Last week was busy in cybersecurity. Plenty of companies announced new products, and several warned of zero-day exploits. The surprise news was the UK government Cybersecurity Breaches Survey, which noted fewer reports of breaches from SMEs and charities.
At NTT Upgrade 2025 in San Francisco, NTT Research has announced a UHD Video AI Inference chip for real-time 4k video processing. Its first application for the technology is for use in drones doing surveillance and detecting people flow. The company claims it will detect people using a 3×21 pixel pattern from a drone at 500 feet.
Armis warned that AI is supercharging the global cyberwarfare threat. It makes that claim in its third annual report, Warfare Without Borders: AI’s Role In The New Age Of Cyberwarfare. The report shows how AI is tipping the balance to cyber attackers.
Netwrix has launched a free, open-source Model Context Protocol (MCP) server integration for Netwrix Access Analyzer. It allows customers to use AI assistants to gain data security insights from query data it collects. Importantly, it allows security teams to ask natural-language questions of data. That means they don’t have to learn scripting or data languages to get results.
Nerdio has released Nerdio Manager for Enterprise 7.0. This release adds new capabilities for managing Microsoft Windows 365 and Cloud Desktop.

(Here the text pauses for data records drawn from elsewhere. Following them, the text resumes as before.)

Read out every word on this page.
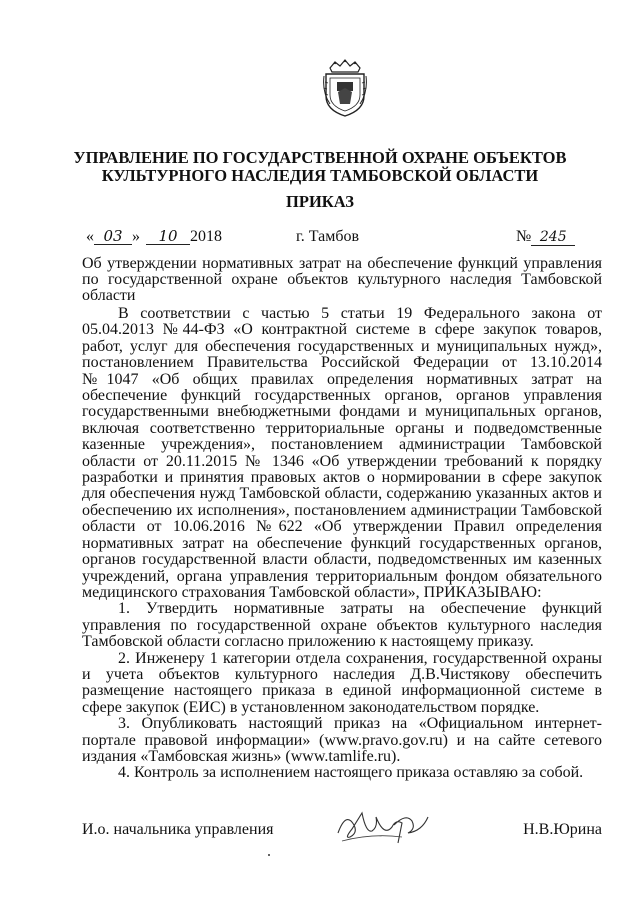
УПРАВЛЕНИЕ ПО ГОСУДАРСТВЕННОЙ ОХРАНЕ ОБЪЕКТОВ
КУЛЬТУРНОГО НАСЛЕДИЯ ТАМБОВСКОЙ ОБЛАСТИ
ПРИКАЗ
« 03 » 10 2018	г. Тамбов	№ 245
Об утверждении нормативных затрат на обеспечение функций управления по государственной охране объектов культурного наследия Тамбовской области

В соответствии с частью 5 статьи 19 Федерального закона от 05.04.2013 №44-ФЗ «О контрактной системе в сфере закупок товаров, работ, услуг для обеспечения государственных и муниципальных нужд», постановлением Правительства Российской Федерации от 13.10.2014 №1047 «Об общих правилах определения нормативных затрат на обеспечение функций государственных органов, органов управления государственными внебюджетными фондами и муниципальных органов, включая соответственно территориальные органы и подведомственные казенные учреждения», постановлением администрации Тамбовской области от 20.11.2015 № 1346 «Об утверждении требований к порядку разработки и принятия правовых актов о нормировании в сфере закупок для обеспечения нужд Тамбовской области, содержанию указанных актов и обеспечению их исполнения», постановлением администрации Тамбовской области от 10.06.2016 №622 «Об утверждении Правил определения нормативных затрат на обеспечение функций государственных органов, органов государственной власти области, подведомственных им казенных учреждений, органа управления территориальным фондом обязательного медицинского страхования Тамбовской области», ПРИКАЗЫВАЮ:

1. Утвердить нормативные затраты на обеспечение функций управления по государственной охране объектов культурного наследия Тамбовской области согласно приложению к настоящему приказу.

2. Инженеру 1 категории отдела сохранения, государственной охраны и учета объектов культурного наследия Д.В.Чистякову обеспечить размещение настоящего приказа в единой информационной системе в сфере закупок (ЕИС) в установленном законодательством порядке.

3. Опубликовать настоящий приказ на «Официальном интернет-портале правовой информации» (www.pravo.gov.ru) и на сайте сетевого издания «Тамбовская жизнь» (www.tamlife.ru).

4. Контроль за исполнением настоящего приказа оставляю за собой.

И.о. начальника управления	Н.В.Юрина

Among the new features are automated workflows and advanced planning tools.
Immuta has released updates and enhancements to its Data Marketplace solution. It is positioning them as accelerating secure data provisioning and improving data governance. The Data Marketplace makes it easier for users to find data and request access to it. It allows enterprises to offer access to data to users as they seek to get greater insight from enterprise data.
Semperis has released its latest study, which shows that water and electric utilities are at serious risk of disruption from cyber attacks. The study looks at utilities in the US and UK and is titled, The State of Critical Infrastructure Resilience, Evaluating Cyber Threats to Water and Electric Utilities. It shows how nation-state attackers are actively targeting critical national infrastructure.
Europol
A new Europol report looks at biometric recognition technology and its potential for exploitation by criminals. Fingerprint scans or facial recognition technology are increasingly replacing passwords to make logging in or confirming payment effortless. But this convenience presents new threats that need to be acknowledged by law enforcement and the general public. A password can be updated, but biometrics cannot.

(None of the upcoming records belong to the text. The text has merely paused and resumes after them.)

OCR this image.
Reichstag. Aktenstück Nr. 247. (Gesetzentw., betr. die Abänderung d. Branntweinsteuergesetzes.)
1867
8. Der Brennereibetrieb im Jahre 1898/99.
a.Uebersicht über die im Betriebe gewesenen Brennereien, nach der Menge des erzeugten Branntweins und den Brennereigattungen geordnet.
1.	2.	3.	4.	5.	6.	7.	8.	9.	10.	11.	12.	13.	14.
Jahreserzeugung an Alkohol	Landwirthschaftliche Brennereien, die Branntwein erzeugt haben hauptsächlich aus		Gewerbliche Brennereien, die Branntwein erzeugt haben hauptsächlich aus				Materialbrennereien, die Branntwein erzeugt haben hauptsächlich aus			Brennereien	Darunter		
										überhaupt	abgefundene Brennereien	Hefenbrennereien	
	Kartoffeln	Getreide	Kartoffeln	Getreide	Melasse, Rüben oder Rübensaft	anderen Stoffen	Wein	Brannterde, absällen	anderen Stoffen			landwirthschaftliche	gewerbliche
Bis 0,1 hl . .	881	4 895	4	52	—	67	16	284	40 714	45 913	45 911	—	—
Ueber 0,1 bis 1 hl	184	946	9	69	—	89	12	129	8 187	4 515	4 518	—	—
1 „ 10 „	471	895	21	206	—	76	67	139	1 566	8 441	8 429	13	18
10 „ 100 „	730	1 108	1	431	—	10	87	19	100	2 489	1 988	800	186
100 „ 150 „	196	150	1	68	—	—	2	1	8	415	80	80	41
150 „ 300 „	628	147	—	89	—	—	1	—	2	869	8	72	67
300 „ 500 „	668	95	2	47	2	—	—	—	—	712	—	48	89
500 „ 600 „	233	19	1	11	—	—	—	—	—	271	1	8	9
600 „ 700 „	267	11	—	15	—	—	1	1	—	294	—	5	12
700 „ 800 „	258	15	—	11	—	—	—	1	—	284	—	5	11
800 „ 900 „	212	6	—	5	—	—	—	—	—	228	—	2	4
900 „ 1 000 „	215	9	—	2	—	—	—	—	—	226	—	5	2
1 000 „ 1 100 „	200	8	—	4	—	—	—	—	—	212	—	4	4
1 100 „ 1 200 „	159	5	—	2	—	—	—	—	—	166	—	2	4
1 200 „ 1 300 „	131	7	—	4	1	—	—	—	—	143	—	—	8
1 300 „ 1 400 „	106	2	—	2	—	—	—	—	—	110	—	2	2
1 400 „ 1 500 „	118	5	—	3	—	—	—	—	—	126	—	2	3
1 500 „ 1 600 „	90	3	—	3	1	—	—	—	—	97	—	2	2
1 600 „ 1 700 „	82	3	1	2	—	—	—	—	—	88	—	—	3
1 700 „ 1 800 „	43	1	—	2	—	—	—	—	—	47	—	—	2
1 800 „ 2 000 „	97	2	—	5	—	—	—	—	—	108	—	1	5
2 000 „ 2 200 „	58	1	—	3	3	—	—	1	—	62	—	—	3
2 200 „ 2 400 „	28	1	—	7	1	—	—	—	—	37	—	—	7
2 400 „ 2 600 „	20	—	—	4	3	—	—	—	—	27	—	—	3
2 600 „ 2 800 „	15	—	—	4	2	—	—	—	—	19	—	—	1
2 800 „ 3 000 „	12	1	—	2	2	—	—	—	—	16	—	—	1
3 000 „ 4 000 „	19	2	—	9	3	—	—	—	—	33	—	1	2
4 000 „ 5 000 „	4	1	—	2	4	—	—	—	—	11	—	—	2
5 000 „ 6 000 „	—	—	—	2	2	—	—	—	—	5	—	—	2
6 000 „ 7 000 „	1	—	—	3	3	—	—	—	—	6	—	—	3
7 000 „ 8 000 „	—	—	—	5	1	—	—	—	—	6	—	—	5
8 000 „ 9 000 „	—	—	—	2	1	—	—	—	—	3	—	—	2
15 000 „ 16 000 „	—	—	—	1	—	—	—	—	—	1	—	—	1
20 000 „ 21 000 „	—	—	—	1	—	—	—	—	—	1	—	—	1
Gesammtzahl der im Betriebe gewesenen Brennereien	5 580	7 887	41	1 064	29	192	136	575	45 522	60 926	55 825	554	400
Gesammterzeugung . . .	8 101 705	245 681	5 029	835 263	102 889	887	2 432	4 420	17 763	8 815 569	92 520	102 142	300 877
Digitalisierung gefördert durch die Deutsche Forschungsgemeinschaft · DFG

Europol led a coalition of law enforcement agencies across North America and Europe to take down more malware sites. Using data gathered from Operation Endgame in May 2024, customers of the Smokeloader pay-per-install botnet, operated by the actor known as ‘Superstar’, faced consequences such as arrests, house searches, arrest warrants or ‘knock and talks’.
National Cyber Security Centre
In new advisories, the National Cyber Security Centre (NCSC), and agencies in Australia, Canada, Germany, New Zealand and the United States have revealed details about how malicious cyber actors are using two forms of spyware, MOONSHINE and BADBAZAAR, to target individuals in Uyghur, Tibetan and Taiwanese communities as well as civil society groups.

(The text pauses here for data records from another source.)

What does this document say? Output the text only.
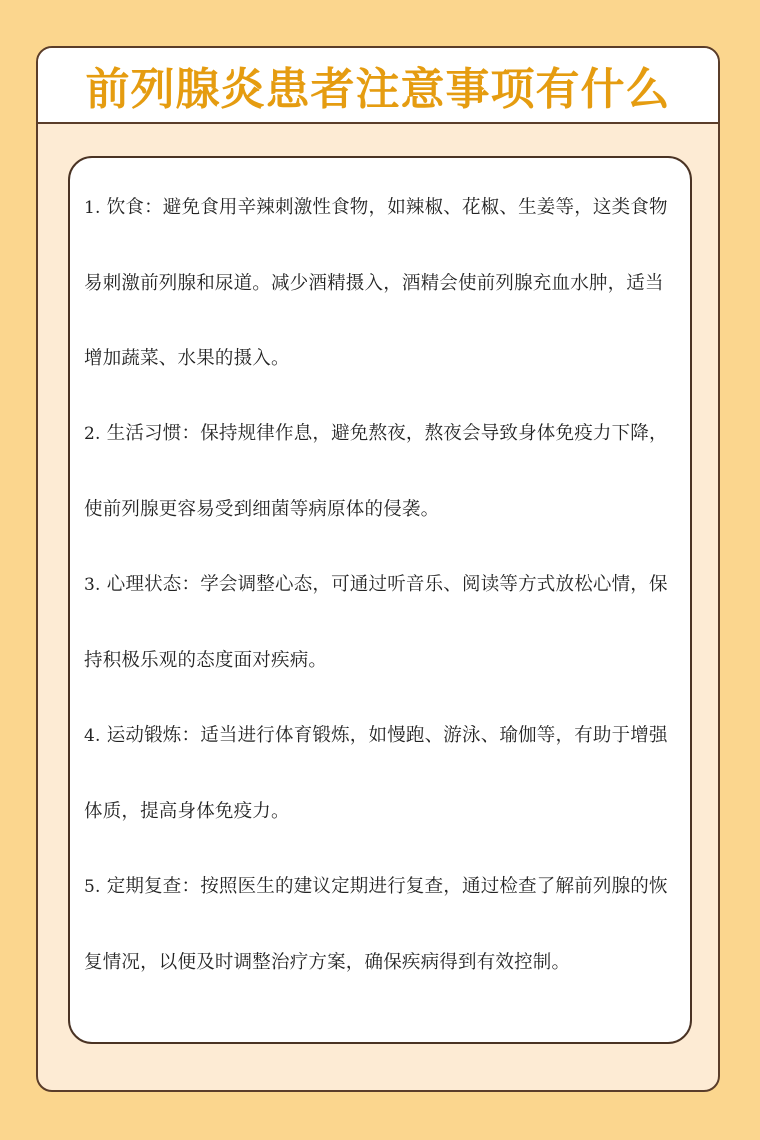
前列腺炎患者注意事项有什么

1. 饮食：避免食用辛辣刺激性食物，如辣椒、花椒、生姜等，这类食物易刺激前列腺和尿道。减少酒精摄入，酒精会使前列腺充血水肿，适当增加蔬菜、水果的摄入。

2. 生活习惯：保持规律作息，避免熬夜，熬夜会导致身体免疫力下降，使前列腺更容易受到细菌等病原体的侵袭。

3. 心理状态：学会调整心态，可通过听音乐、阅读等方式放松心情，保持积极乐观的态度面对疾病。

4. 运动锻炼：适当进行体育锻炼，如慢跑、游泳、瑜伽等，有助于增强体质，提高身体免疫力。

5. 定期复查：按照医生的建议定期进行复查，通过检查了解前列腺的恢复情况，以便及时调整治疗方案，确保疾病得到有效控制。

Once installed, the apps have been observed accessing functions, including microphones, cameras, messages, photos, and location data, including real-time tracking, without the user being aware.
US Department of Justice
Albert Saniger, the former Chief Executive Officer of Nate Inc, has been indicted for a scheme to defraud investors and prospective investors of Nate, by making false and misleading statements about Nate’s use of proprietary AI technology and its operational capabilities.
Acting U.S. Attorney Matthew Podolsky said, “As alleged, Albert Saniger misled investors by exploiting the promise and allure of AI technology to build a false narrative about innovation that never existed. This type of deception not only victimizes innocent investors, it diverts capital from legitimate startups, makes investors skeptical of real breakthroughs, and ultimately impedes the progress of AI development.”
The Justice Department took significant steps to move forward with implementing a critical program to prevent China, Russia, Iran, and other foreign adversaries from using commercial activities to access and exploit U.S. government-related data and Americans’ sensitive personal data to commit espionage and economic espionage, conduct surveillance and counterintelligence activities, develop AI and military capabilities, and otherwise undermine our national security.
The Data Security Program implemented by the National Security Division (NSD) under Executive Order 14117 addresses this “unusual and extraordinary threat…to the national security and foreign policy of the United States” that has been repeatedly recognized across political parties and by all three branches of government.